Brick, um... you would still have had to put the eyes in above the hair, and draw a little smiley mouth.

I have some custom shapes for things like AK47s, so we could at least have the vicarious pleasure of bobbitting the p.. ooops, brick before the picture was finished....

Photoshop Til You Drop!

Anonymous said...

LMAO! Excellent tutorial and mastery of Photoshop!

Barb said...

I really enjoy your writing... you can write a serious or even heartbreaking piece and then you can come up with some of the funniest stuff I've ever read!!
Thanks!

redstarcafe said...

Did you tell us that you have a Wacom tablet and that this cuts things down to DAYS that would normally take MONTHS?

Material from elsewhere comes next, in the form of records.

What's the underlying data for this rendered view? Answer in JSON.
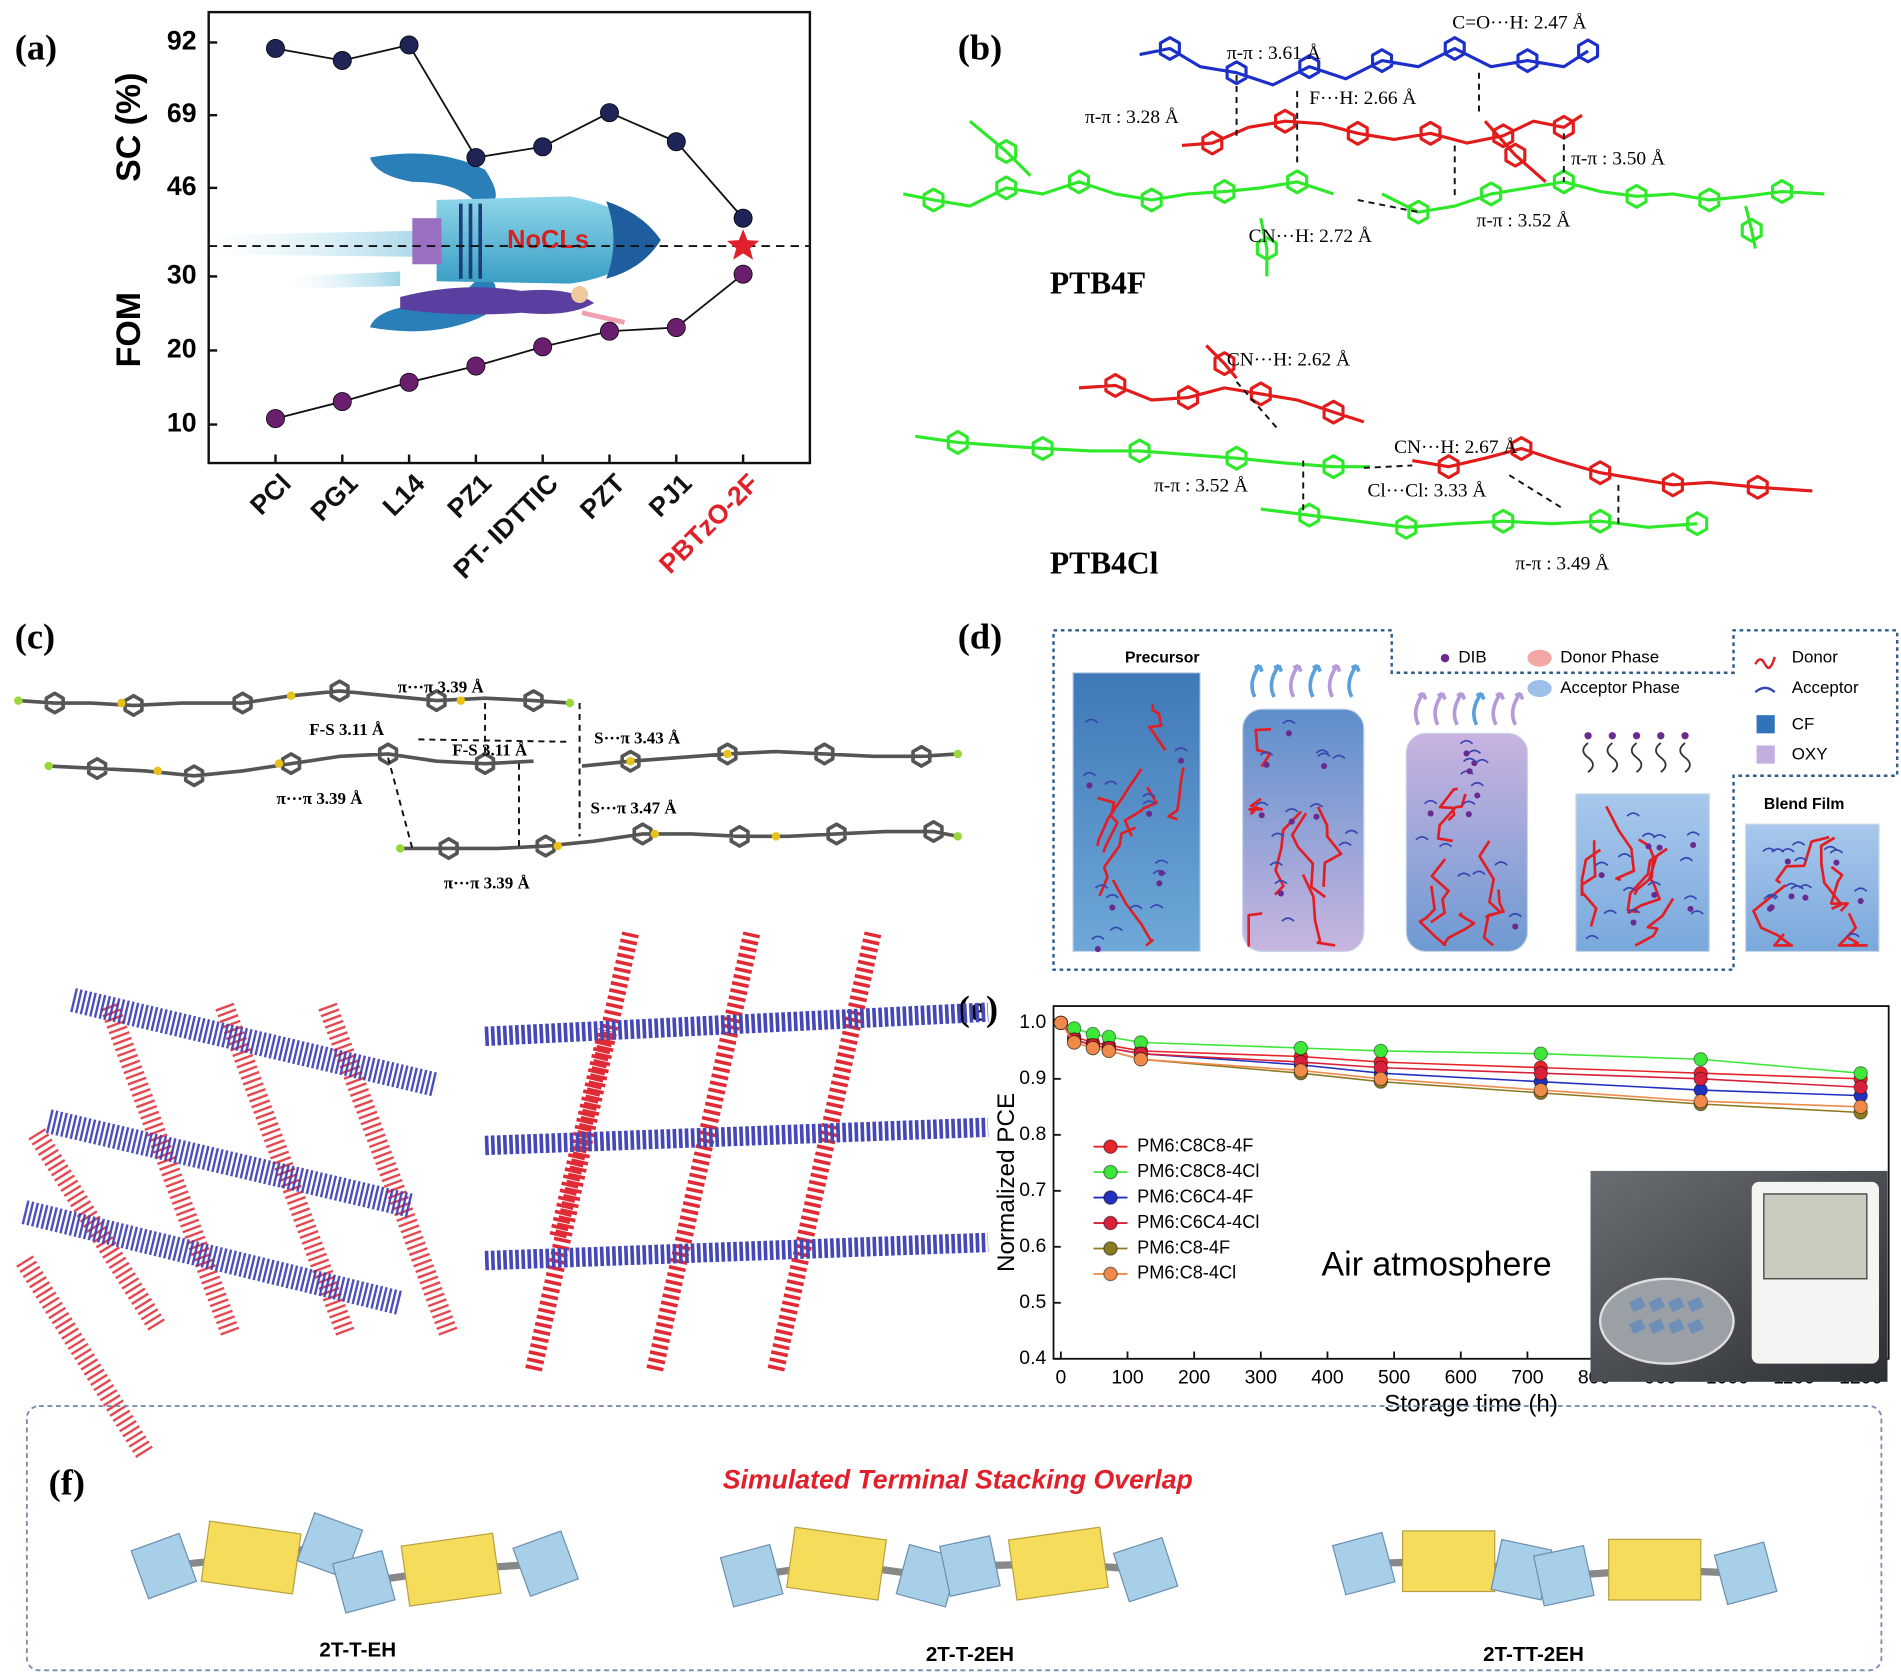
{
  "chart_data": [
    {
      "type": "line",
      "panel_label": "(a)",
      "categories": [
        "PCl",
        "PG1",
        "L14",
        "PZ1",
        "PT- IDTTIC",
        "PZT",
        "PJ1",
        "PBTzO-2F"
      ],
      "category_colors": [
        "#111111",
        "#111111",
        "#111111",
        "#111111",
        "#111111",
        "#111111",
        "#111111",
        "#e0202a"
      ],
      "ylabel": "SC (%)",
      "y2label": "FOM",
      "series": [
        {
          "color": "#1f2456",
          "values": [
            90.1,
            86.3,
            91.2,
            55.6,
            59.0,
            69.8,
            60.6,
            36.4
          ]
        },
        {
          "color": "#6a1f6e",
          "axis": "y2",
          "values": [
            10.8,
            13.1,
            15.7,
            17.9,
            20.5,
            22.6,
            23.1,
            30.3
          ]
        }
      ],
      "ylim": [
        27.6,
        101.6
      ],
      "yticks": [
        46,
        69,
        92
      ],
      "y2lim": [
        4.8,
        34.1
      ],
      "y2ticks": [
        10,
        20,
        30
      ],
      "annotations": [
        "NoCLs"
      ]
    },
    {
      "type": "line",
      "panel_label": "(e)",
      "xlabel": "Storage time (h)",
      "ylabel": "Normalized PCE",
      "x": [
        0,
        20,
        48,
        72,
        120,
        360,
        480,
        720,
        960,
        1200
      ],
      "series": [
        {
          "name": "PM6:C8C8-4F",
          "color": "#e8242a",
          "values": [
            1.0,
            0.975,
            0.965,
            0.96,
            0.95,
            0.94,
            0.93,
            0.92,
            0.91,
            0.9
          ]
        },
        {
          "name": "PM6:C8C8-4Cl",
          "color": "#3ee83a",
          "values": [
            1.0,
            0.99,
            0.98,
            0.975,
            0.965,
            0.955,
            0.95,
            0.945,
            0.935,
            0.91
          ]
        },
        {
          "name": "PM6:C6C4-4F",
          "color": "#2230c0",
          "values": [
            1.0,
            0.97,
            0.96,
            0.955,
            0.945,
            0.925,
            0.91,
            0.895,
            0.88,
            0.87
          ]
        },
        {
          "name": "PM6:C6C4-4Cl",
          "color": "#d8203a",
          "values": [
            1.0,
            0.97,
            0.96,
            0.955,
            0.945,
            0.93,
            0.92,
            0.91,
            0.9,
            0.885
          ]
        },
        {
          "name": "PM6:C8-4F",
          "color": "#8a7a20",
          "values": [
            1.0,
            0.965,
            0.955,
            0.95,
            0.935,
            0.91,
            0.895,
            0.875,
            0.855,
            0.84
          ]
        },
        {
          "name": "PM6:C8-4Cl",
          "color": "#f08a4a",
          "values": [
            1.0,
            0.965,
            0.955,
            0.95,
            0.935,
            0.915,
            0.9,
            0.88,
            0.86,
            0.85
          ]
        }
      ],
      "xlim": [
        -11,
        1242
      ],
      "xticks": [
        0,
        100,
        200,
        300,
        400,
        500,
        600,
        700,
        800,
        900,
        1000,
        1100,
        1200
      ],
      "ylim": [
        0.4,
        1.03
      ],
      "yticks": [
        0.4,
        0.5,
        0.6,
        0.7,
        0.8,
        0.9,
        {
          "value": 1,
          "label": "1.0"
        }
      ],
      "annotations": [
        "Air atmosphere"
      ]
    }
  ],
  "figure_b": {
    "panel_label": "(b)",
    "annotations": [
      "π-π : 3.61 Å",
      "C=O···H: 2.47 Å",
      "π-π : 3.28 Å",
      "F···H: 2.66 Å",
      "π-π : 3.50 Å",
      "CN···H: 2.72 Å",
      "π-π : 3.52 Å",
      "CN···H: 2.62 Å",
      "CN···H: 2.67 Å",
      "π-π : 3.52 Å",
      "Cl···Cl: 3.33 Å",
      "π-π : 3.49 Å"
    ],
    "compounds": [
      "PTB4F",
      "PTB4Cl"
    ]
  },
  "figure_c": {
    "panel_label": "(c)",
    "annotations": [
      "π···π 3.39 Å",
      "F-S  3.11 Å",
      "F-S  3.11 Å",
      "S···π  3.43 Å",
      "π···π 3.39 Å",
      "S···π  3.47 Å",
      "π···π 3.39 Å"
    ]
  },
  "figure_d": {
    "panel_label": "(d)",
    "stages": [
      "Precursor",
      "Blend Film"
    ],
    "legend": [
      "DIB",
      "Donor Phase",
      "Acceptor Phase",
      "CF",
      "OXY",
      "Donor",
      "Acceptor"
    ]
  },
  "figure_f": {
    "panel_label": "(f)",
    "title": "Simulated Terminal Stacking Overlap",
    "molecules": [
      "2T-T-EH",
      "2T-T-2EH",
      "2T-TT-2EH"
    ]
  }
}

I like the treatment of Rocco's cigarette butt, BTW. At first glance, it was a star, and of course that got me going about Loren Eiseley's starfish story, which I think he wrote about you, you know.

Fred said...

redstarcafe, not sure what you mean re: Wacom tablet. Sure Wacom makes great mouse pads but having a great mouse pad doesn't cut down the amount of work that much.

Lynda said...

Brilliant, as usual!

I thought it would have been nice to see the butt moved to the forehead of the last pic.

Caveat said...

Wow, thanks for the tips, Fred. I've been a little apprehensive about getting into Photoshop but now that I see the possibilities, I'm sold.

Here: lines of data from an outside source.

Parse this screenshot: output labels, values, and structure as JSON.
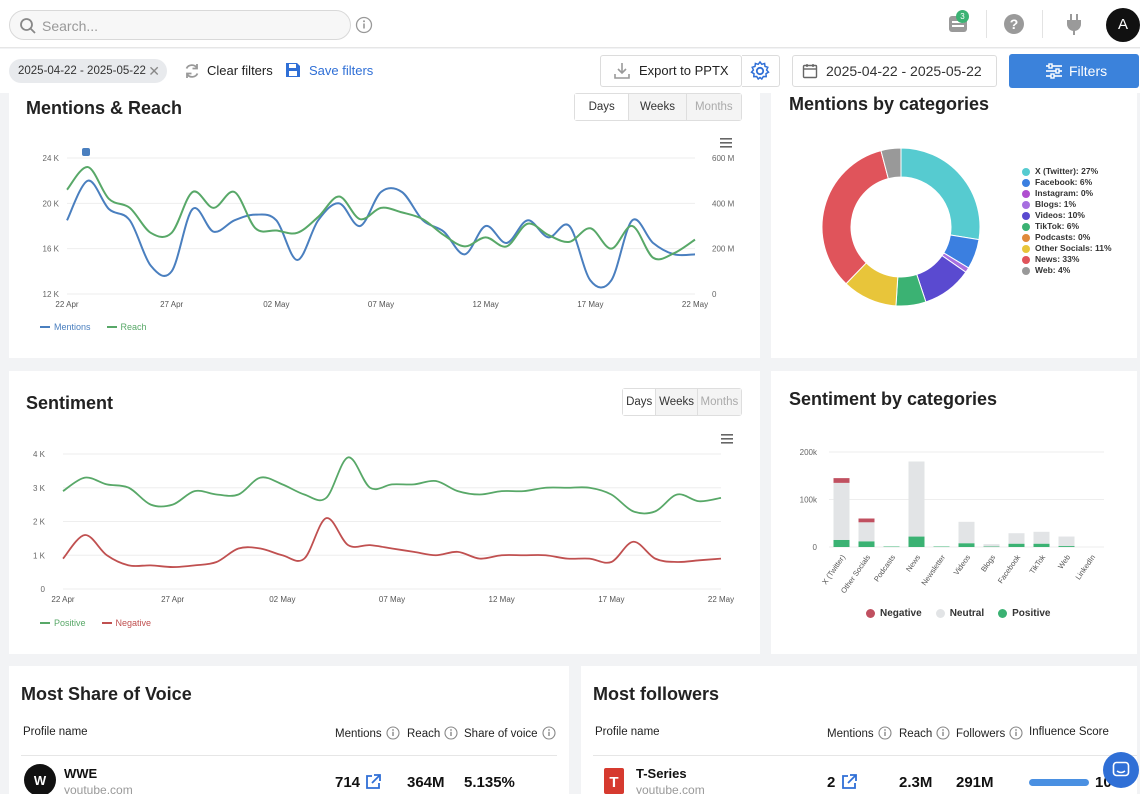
{
  "header": {
    "search_placeholder": "Search...",
    "notification_count": "3",
    "avatar_letter": "A"
  },
  "filterbar": {
    "date_chip": "2025-04-22 - 2025-05-22",
    "clear_filters": "Clear filters",
    "save_filters": "Save filters",
    "export": "Export to PPTX",
    "date_range": "2025-04-22 - 2025-05-22",
    "filters": "Filters"
  },
  "mentions_reach": {
    "title": "Mentions & Reach",
    "tabs": [
      "Days",
      "Weeks",
      "Months"
    ],
    "legend": [
      "Mentions",
      "Reach"
    ]
  },
  "mentions_by_categories": {
    "title": "Mentions by categories",
    "legend": [
      "X (Twitter): 27%",
      "Facebook: 6%",
      "Instagram: 0%",
      "Blogs: 1%",
      "Videos: 10%",
      "TikTok: 6%",
      "Podcasts: 0%",
      "Other Socials: 11%",
      "News: 33%",
      "Web: 4%"
    ]
  },
  "sentiment": {
    "title": "Sentiment",
    "tabs": [
      "Days",
      "Weeks",
      "Months"
    ],
    "legend": [
      "Positive",
      "Negative"
    ]
  },
  "sentiment_by_categories": {
    "title": "Sentiment by categories",
    "legend": [
      "Negative",
      "Neutral",
      "Positive"
    ]
  },
  "share_of_voice": {
    "title": "Most Share of Voice",
    "headers": [
      "Profile name",
      "Mentions",
      "Reach",
      "Share of voice"
    ],
    "rows": [
      {
        "name": "WWE",
        "source": "youtube.com",
        "mentions": "714",
        "reach": "364M",
        "share": "5.135%"
      }
    ]
  },
  "followers": {
    "title": "Most followers",
    "headers": [
      "Profile name",
      "Mentions",
      "Reach",
      "Followers",
      "Influence Score"
    ],
    "rows": [
      {
        "name": "T-Series",
        "source": "youtube.com",
        "mentions": "2",
        "reach": "2.3M",
        "followers": "291M",
        "score": "10"
      }
    ]
  },
  "chart_data": [
    {
      "type": "line",
      "x_ticks": [
        "22 Apr",
        "27 Apr",
        "02 May",
        "07 May",
        "12 May",
        "17 May",
        "22 May"
      ],
      "y_ticks_left": [
        "12 K",
        "16 K",
        "20 K",
        "24 K"
      ],
      "y_ticks_right": [
        "0",
        "200 M",
        "400 M",
        "600 M"
      ],
      "ylim_left": [
        12000,
        24000
      ],
      "ylim_right": [
        0,
        600000000
      ],
      "series": [
        {
          "name": "Mentions",
          "axis": "left",
          "color": "#4a7fbf",
          "values": [
            18500,
            22000,
            19500,
            18500,
            14500,
            14000,
            19500,
            17500,
            18500,
            19000,
            18500,
            15000,
            18500,
            20000,
            18000,
            21000,
            21000,
            18500,
            17500,
            15500,
            18000,
            16500,
            18500,
            17000,
            18000,
            13200,
            13200,
            18500,
            16500,
            15500,
            15500
          ]
        },
        {
          "name": "Reach",
          "axis": "right",
          "color": "#58a868",
          "values": [
            460000000,
            560000000,
            420000000,
            380000000,
            270000000,
            270000000,
            450000000,
            380000000,
            450000000,
            290000000,
            280000000,
            270000000,
            340000000,
            430000000,
            330000000,
            380000000,
            360000000,
            330000000,
            260000000,
            210000000,
            250000000,
            210000000,
            310000000,
            260000000,
            230000000,
            290000000,
            200000000,
            300000000,
            160000000,
            180000000,
            240000000
          ]
        }
      ]
    },
    {
      "type": "pie",
      "labels": [
        "X (Twitter)",
        "Facebook",
        "Instagram",
        "Blogs",
        "Videos",
        "TikTok",
        "Podcasts",
        "Other Socials",
        "News",
        "Web"
      ],
      "values": [
        27,
        6,
        0,
        1,
        10,
        6,
        0,
        11,
        33,
        4
      ],
      "colors": [
        "#56cbd0",
        "#3b7fe0",
        "#b04ed0",
        "#a76fe0",
        "#5a4ad0",
        "#3bb273",
        "#e08a3a",
        "#e8c53a",
        "#e0545b",
        "#999999"
      ]
    },
    {
      "type": "line",
      "x_ticks": [
        "22 Apr",
        "27 Apr",
        "02 May",
        "07 May",
        "12 May",
        "17 May",
        "22 May"
      ],
      "y_ticks": [
        "0",
        "1 K",
        "2 K",
        "3 K",
        "4 K"
      ],
      "ylim": [
        0,
        4000
      ],
      "series": [
        {
          "name": "Positive",
          "color": "#58a868",
          "values": [
            2900,
            3300,
            3100,
            3000,
            2500,
            2500,
            2900,
            2800,
            2800,
            3300,
            3100,
            2800,
            2700,
            3900,
            3000,
            3100,
            3100,
            3200,
            2900,
            2800,
            2900,
            2900,
            3000,
            3000,
            3000,
            2800,
            2300,
            2300,
            2800,
            2600,
            2700
          ]
        },
        {
          "name": "Negative",
          "color": "#c05050",
          "values": [
            900,
            1600,
            1000,
            700,
            700,
            650,
            700,
            800,
            1200,
            1200,
            1000,
            900,
            2100,
            1300,
            1300,
            1200,
            1100,
            1000,
            1100,
            900,
            1000,
            1000,
            1000,
            900,
            900,
            800,
            1400,
            900,
            800,
            850,
            900
          ]
        }
      ]
    },
    {
      "type": "bar",
      "stacked": true,
      "categories": [
        "X (Twitter)",
        "Other Socials",
        "Podcasts",
        "News",
        "Newsletter",
        "Videos",
        "Blogs",
        "Facebook",
        "TikTok",
        "Web",
        "LinkedIn"
      ],
      "y_ticks": [
        "0",
        "100k",
        "200k"
      ],
      "ylim": [
        0,
        200000
      ],
      "series": [
        {
          "name": "Negative",
          "color": "#c05060",
          "values": [
            10000,
            8000,
            0,
            0,
            0,
            0,
            0,
            0,
            0,
            0,
            0
          ]
        },
        {
          "name": "Neutral",
          "color": "#e2e4e6",
          "values": [
            120000,
            40000,
            0,
            158000,
            0,
            45000,
            5000,
            22000,
            25000,
            20000,
            0
          ]
        },
        {
          "name": "Positive",
          "color": "#3bb273",
          "values": [
            15000,
            12000,
            1000,
            22000,
            1000,
            8000,
            1000,
            7000,
            7000,
            2000,
            0
          ]
        }
      ]
    }
  ]
}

The work you did on Molly is seamless - certainly the best I've seen.

redstarcafe said...

Fred, you draw on a Wacom tablet with a Wacom pen, rather than hefting a mouse when you want to do fine illustration. No carpal stuff or anything. But a Wacom mousepad has to be better than scratching the mouse over some unforgiving surface, making it seem as though you'd rather be drawing with a blueberry.

Cathy said...

Hehehe - I like your amazing Photoshop work, the transformations are stunning. Thanks to you, I know now this software could be used as a truth detector :).
I was wondering also what type of lens you use or how do you use it - since some of the dogs close-ups seem to be a bit distorted (I am a learner so please do no take this comment as an attack on you). Something like a barrel distortion? Anyway, I am curious...

Fred said...

I just use a point and shoot so I suspect whatever distortion there is comes from the lens. I'm sure you could get a better image from a DSLR but I find that a lot of dogs actually don't like cameras pointing at them so when I don't have time to acclimatize the dog to a big bulky camera, it's easier just to use a smaller point and shoot.